Direct costs are expenses that are directly relevant and chargeable to a particular sponsored project, process or program relatively easily and with a high degree of accuracy. Examples of direct costs are includes salaries, travel, equipment and supplies directly benefiting the supported project or activity. Direct costing is very effective for controlling variable costs, because it can create a variance analysis report that compares the actual variable cost to what the variable cost per unit should have been. Direct costing is useful for plotting changes in profit levels as sales volumes change. It is relatively simple to create a direct costing table that points out the volume levels at which additional direct costs will be incurred, so that management can estimate the amount of profit at different levels of corporate activity. Direct costing is also useful for deciding whether to manufacture an item in-house or maintain a capability in-house, or whether to outsource it. If the decision involves manufacturing in-house or elsewhere, it is crucial to determine how many staff and which machines will actually be eliminated; in many cases, these resources are simply shifted elsewhere within the company, so there is no net profit improvement by shifting production to a supplier. A direct costing analysis is usually only valid within the constraints of the current capacity level. It requires a more sophisticated form of direct costing analysis to account for changes in costs as sales volumes or production volumes increase. Direct costing is an excellent analysis tool. It is almost always used to create a model to answer a question about what actions management should take.
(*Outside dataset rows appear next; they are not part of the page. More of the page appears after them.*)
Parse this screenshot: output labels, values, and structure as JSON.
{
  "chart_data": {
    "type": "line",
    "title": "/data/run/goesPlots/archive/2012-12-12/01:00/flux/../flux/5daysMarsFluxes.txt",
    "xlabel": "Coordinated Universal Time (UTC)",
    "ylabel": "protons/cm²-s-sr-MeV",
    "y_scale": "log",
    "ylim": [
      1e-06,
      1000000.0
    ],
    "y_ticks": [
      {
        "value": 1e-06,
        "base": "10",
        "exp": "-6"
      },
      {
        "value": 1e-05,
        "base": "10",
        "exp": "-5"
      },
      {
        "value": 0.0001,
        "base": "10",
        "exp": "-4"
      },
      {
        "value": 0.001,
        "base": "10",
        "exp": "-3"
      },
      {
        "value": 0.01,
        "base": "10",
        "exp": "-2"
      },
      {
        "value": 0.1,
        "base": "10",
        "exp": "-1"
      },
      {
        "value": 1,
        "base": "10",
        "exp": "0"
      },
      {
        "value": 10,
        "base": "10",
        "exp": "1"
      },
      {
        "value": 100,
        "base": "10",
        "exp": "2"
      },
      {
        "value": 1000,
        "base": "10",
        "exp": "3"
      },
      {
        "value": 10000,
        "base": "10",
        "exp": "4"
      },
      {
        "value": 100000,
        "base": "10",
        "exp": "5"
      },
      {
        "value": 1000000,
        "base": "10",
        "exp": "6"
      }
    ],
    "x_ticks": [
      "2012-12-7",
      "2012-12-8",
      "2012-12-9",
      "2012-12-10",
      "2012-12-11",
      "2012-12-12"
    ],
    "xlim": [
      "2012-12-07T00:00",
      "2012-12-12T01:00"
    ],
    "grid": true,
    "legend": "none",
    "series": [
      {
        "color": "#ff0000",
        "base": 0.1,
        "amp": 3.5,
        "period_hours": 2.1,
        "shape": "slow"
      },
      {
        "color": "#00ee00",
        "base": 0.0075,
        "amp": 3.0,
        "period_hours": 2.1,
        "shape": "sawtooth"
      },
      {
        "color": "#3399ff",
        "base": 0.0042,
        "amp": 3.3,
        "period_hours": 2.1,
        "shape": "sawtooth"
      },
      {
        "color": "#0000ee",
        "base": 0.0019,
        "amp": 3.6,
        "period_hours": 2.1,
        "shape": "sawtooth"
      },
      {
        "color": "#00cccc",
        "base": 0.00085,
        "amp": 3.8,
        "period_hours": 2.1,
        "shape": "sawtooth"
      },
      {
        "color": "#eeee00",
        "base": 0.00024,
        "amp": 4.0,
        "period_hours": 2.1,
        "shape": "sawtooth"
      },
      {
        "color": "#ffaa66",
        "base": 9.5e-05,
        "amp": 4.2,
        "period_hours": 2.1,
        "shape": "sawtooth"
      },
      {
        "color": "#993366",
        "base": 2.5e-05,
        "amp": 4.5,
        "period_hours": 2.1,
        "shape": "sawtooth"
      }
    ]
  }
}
Indirect costs are those costs that are incurred for common or joint objectives, and cannot be easily and specifically determined with a particular sponsored project, an instructional activity, or any institutional activity [federal Uniform Administrative Requirements, Cost Principles and Audit Requirements for Federal Awards issued by the Office of Management and Budget (Uniform Guidance)]. Indirect cost are often identified as “facilities and administrative costs” or “overhead.” Example of Indirect costs are salaries to clerical and administrative assistants, secretaries or director, office supplies such as pens and papers, and facilities like building and maintenance.
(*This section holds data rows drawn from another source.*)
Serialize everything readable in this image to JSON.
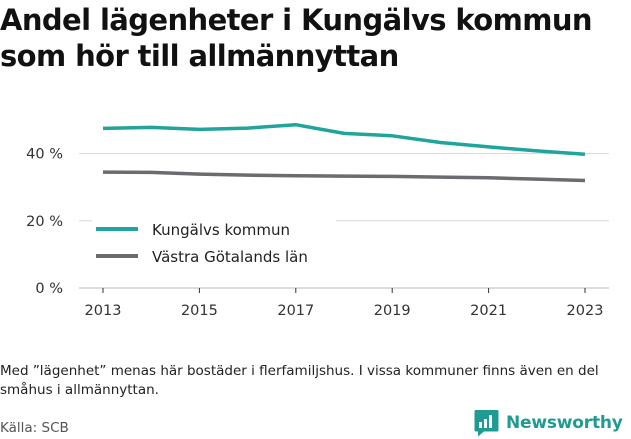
{
  "title": "Andel lägenheter i Kungälvs kommun som hör till allmännyttan",
  "note": "Med ”lägenhet” menas här bostäder i flerfamiljshus. I vissa kommuner finns även en del småhus i allmännyttan.",
  "source": "Källa: SCB",
  "brand": {
    "name": "Newsworthy",
    "icon": "newsworthy-logo-icon"
  },
  "colors": {
    "primary": "#1fa59b",
    "secondary": "#6b6b70",
    "grid": "#d9d9d9"
  },
  "chart_data": {
    "type": "line",
    "title": "Andel lägenheter i Kungälvs kommun som hör till allmännyttan",
    "x": [
      2013,
      2014,
      2015,
      2016,
      2017,
      2018,
      2019,
      2020,
      2021,
      2022,
      2023
    ],
    "series": [
      {
        "name": "Kungälvs kommun",
        "color": "#1fa59b",
        "values": [
          47.5,
          47.8,
          47.2,
          47.6,
          48.6,
          46.0,
          45.3,
          43.3,
          42.0,
          40.8,
          39.8
        ]
      },
      {
        "name": "Västra Götalands län",
        "color": "#6b6b70",
        "values": [
          34.5,
          34.4,
          33.9,
          33.6,
          33.4,
          33.3,
          33.2,
          33.0,
          32.8,
          32.4,
          32.0
        ]
      }
    ],
    "y_ticks": [
      0,
      20,
      40
    ],
    "y_tick_labels": [
      "0 %",
      "20 %",
      "40 %"
    ],
    "x_ticks": [
      2013,
      2015,
      2017,
      2019,
      2021,
      2023
    ],
    "x_tick_labels": [
      "2013",
      "2015",
      "2017",
      "2019",
      "2021",
      "2023"
    ],
    "ylim": [
      0,
      50
    ],
    "xlim": [
      2013,
      2023
    ],
    "grid": true,
    "legend": "bottom-left"
  }
}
Variable costs are cost that changes with the quantity of output produced. Variable cost directly affected by the fluctuations in the activity levels of the enterprise. Variable cost varies with the variations in the volume, i.e. when there is an increase in the production, variable cost will also increase proportionately with the same percentage and when there is no production there will be no variable cost. The Variable cost is directly proportional to the units produced by the enterprise.
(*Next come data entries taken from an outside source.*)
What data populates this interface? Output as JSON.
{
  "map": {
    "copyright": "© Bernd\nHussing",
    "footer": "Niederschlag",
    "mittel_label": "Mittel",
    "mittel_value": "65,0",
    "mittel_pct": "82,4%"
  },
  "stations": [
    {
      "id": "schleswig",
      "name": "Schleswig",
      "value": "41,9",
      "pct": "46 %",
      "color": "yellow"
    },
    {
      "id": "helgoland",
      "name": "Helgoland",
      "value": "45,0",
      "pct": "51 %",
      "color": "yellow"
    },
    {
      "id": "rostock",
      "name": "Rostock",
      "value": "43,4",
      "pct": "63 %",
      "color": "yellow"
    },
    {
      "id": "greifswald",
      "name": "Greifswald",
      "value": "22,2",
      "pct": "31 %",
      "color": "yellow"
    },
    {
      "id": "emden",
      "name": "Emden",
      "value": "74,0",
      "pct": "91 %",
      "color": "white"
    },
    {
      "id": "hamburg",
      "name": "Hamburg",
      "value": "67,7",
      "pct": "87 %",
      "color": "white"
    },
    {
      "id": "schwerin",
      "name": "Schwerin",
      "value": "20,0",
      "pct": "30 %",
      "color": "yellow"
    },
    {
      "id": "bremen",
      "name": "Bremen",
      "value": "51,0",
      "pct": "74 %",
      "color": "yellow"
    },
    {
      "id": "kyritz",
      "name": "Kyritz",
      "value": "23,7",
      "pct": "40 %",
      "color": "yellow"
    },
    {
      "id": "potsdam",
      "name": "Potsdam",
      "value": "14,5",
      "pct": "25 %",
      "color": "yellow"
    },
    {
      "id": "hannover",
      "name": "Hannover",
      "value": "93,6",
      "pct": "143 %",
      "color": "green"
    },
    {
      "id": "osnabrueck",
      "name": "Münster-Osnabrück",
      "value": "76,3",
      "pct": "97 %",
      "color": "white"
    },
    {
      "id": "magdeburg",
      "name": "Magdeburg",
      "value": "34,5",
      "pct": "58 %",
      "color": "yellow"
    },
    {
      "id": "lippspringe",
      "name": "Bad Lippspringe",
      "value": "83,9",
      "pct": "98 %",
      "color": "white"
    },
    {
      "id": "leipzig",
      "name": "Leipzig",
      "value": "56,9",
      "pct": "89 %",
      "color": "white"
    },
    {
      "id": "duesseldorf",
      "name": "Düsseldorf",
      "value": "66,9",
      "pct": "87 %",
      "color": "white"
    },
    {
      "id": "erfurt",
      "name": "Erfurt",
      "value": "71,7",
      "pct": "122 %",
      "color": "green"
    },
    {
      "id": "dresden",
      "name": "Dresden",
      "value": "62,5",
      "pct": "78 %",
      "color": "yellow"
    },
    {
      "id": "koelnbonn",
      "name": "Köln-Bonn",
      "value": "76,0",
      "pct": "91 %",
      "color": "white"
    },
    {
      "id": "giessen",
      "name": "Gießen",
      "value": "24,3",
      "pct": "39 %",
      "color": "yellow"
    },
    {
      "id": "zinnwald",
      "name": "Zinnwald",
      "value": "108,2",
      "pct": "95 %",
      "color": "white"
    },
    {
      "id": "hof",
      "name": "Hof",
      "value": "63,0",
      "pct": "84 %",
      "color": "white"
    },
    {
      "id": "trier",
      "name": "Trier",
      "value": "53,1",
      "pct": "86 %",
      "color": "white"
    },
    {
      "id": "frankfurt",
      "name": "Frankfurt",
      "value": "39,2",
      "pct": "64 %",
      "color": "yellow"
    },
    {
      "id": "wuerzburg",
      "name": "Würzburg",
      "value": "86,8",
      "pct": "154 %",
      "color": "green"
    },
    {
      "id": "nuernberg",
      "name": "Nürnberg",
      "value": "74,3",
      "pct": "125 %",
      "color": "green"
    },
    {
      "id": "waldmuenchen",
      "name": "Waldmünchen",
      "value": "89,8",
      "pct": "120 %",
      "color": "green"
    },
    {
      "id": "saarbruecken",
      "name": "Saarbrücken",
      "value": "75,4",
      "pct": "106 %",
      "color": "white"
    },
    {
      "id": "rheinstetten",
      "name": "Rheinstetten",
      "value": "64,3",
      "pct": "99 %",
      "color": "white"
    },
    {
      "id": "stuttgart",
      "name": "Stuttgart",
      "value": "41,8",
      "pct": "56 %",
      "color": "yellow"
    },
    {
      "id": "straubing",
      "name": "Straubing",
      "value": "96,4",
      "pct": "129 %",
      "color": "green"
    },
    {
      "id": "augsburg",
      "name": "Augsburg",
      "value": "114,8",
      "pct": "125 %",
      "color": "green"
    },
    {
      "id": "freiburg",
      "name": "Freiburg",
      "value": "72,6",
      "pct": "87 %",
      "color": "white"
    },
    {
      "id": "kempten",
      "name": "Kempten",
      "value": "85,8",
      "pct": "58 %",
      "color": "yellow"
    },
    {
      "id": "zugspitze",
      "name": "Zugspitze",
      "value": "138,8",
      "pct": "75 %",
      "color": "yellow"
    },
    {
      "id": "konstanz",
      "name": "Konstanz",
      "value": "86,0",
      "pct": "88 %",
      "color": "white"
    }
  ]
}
Fixed costs are the cost which remains constant at different levels of output produced by an enterprise is known as Fixed Cost. They are not affected by the momentary fluctuations in the activity levels of the organization. Fixed Cost remains constant does not mean that they are not going to change in future, but they tend to be fixed in the short run. This can be explained with an example, If your company is operating the business in a rented building, so whether you produce tons of output, or you produce nothing, you have to pay the rent of the building, so this is a fixed expense which is constant over a period until the rent of the building increases or decreases.